I guess I want my urban life to be a little more conscious. I feel like I get into auto pilot and forget what I’m really after living here. I mean, if I wanted to live in isolation and have everything neatly packaged at one place that is only accessible by automobile, I could move to much more comfortable surroundings. A place not befuddled by a milieu of friendly faces who would like to say hello and get in between me and my video rental. I would invite them home to watch it with me, but I’m afraid they will go digging through my couch cushions … gross.

ps. there is a martigras themed kulture lab at my place on saturday night starting at around 7. art entertainment. beverages. etc. 1114 Court E

Filed under: DB

9 comments

  • Mofo from the Hood February 17, 2009

    I’ve had it with your nonsense.

  • Adam Ydstie February 17, 2009

    I was just thinking about all this the other day. I got mad at myself for getting mad at the stop lights when I wasn’t going fast enough in my 5 block return from a friend’s house. I could have walked… imagine the entertainment and people I could have encountered instead of sulking home mad at myself and those irksome red lights.

  • RR Anderson February 17, 2009

    Yo.

    This is an article I would expect from CITY ARTS, not the hardworking folks of exit133.

    I want my social capital back!

  • yorkshirepudding February 18, 2009

    Keratin. Not calcium. Like hair, only thicker and more rigid.

    Just a technicality, but somebody’s gotta keep you in line, after all.

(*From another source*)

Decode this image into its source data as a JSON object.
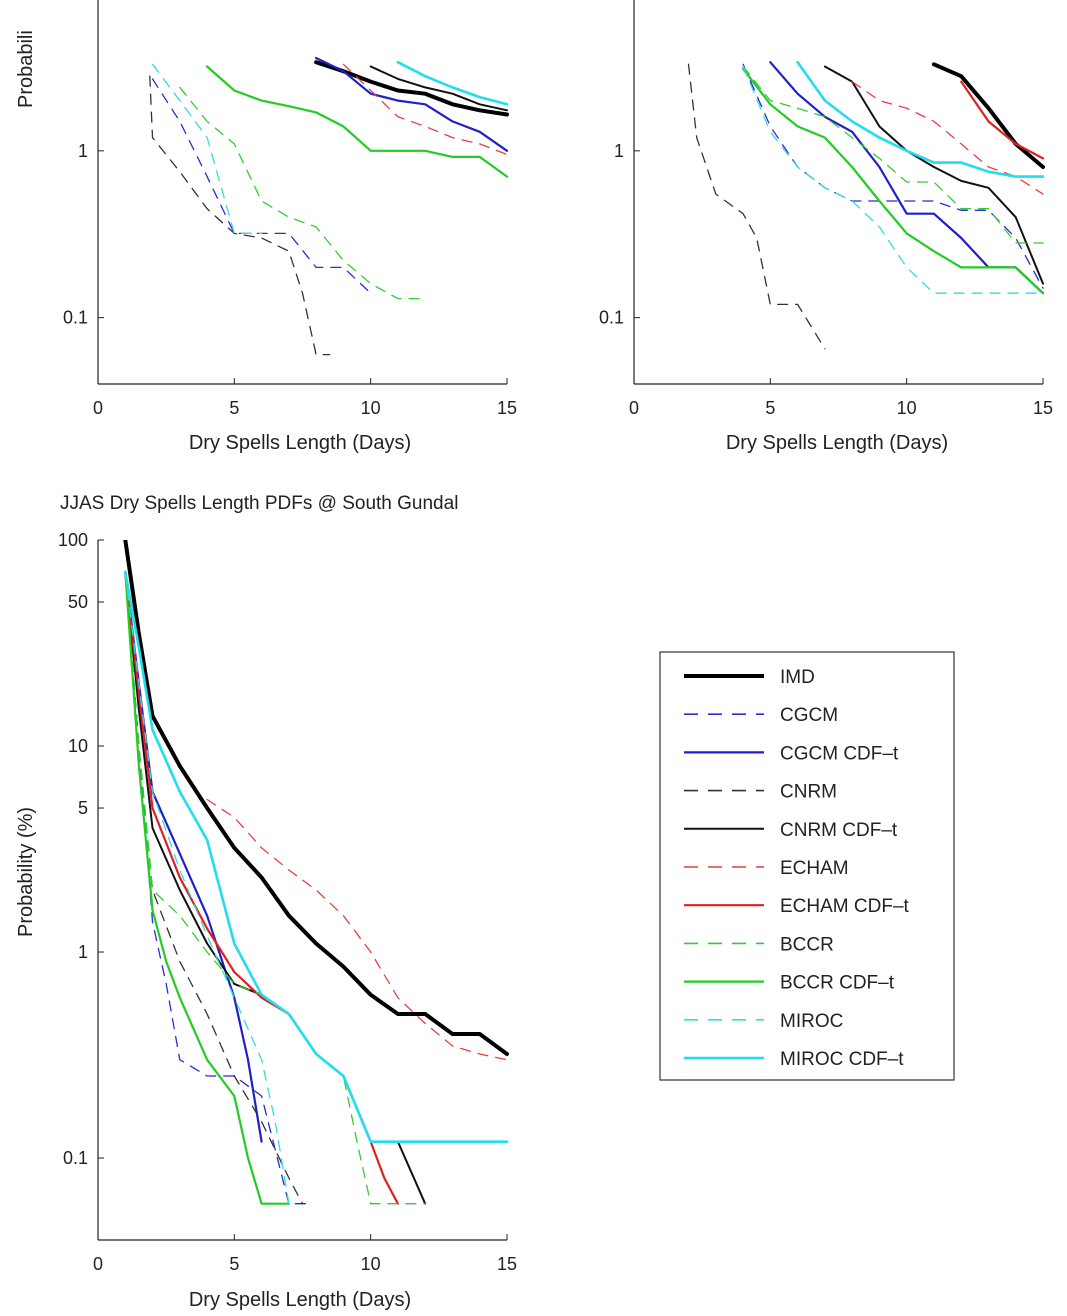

  • Thorax OTool February 18, 2009

    Why do nimrods drive over the double-yellow line on Ruston way to pass you if you’re going less than 15 over the speed limit?

    Terrible habits abound…

  • lance kagey February 20, 2009

    I’ve lived in my house for thirteen years. when I moved in, one of the windows in our bedroom was painted over. It’s still only half-scraped clean. it’s weird how we want to create a perfect society but end up sitting on the couch watching idol or as my friend calls it, “idle.” I learned to stop biting my nails but I’m a long way from broccoli.

  • Intacoma February 20, 2009

    DB let me know if you need help stopping, I have a really great solution. In the end you wont have any fingers though. You know I’ll set you up with the homey hookup

  • Sandy February 21, 2009

    Some grace. Me and Tacoma, we just need some freakin’ grace…

  • Jesse February 22, 2009

    Is this article about Tacoma? Really? Exit 133, as a whole, is slowly getting off topic.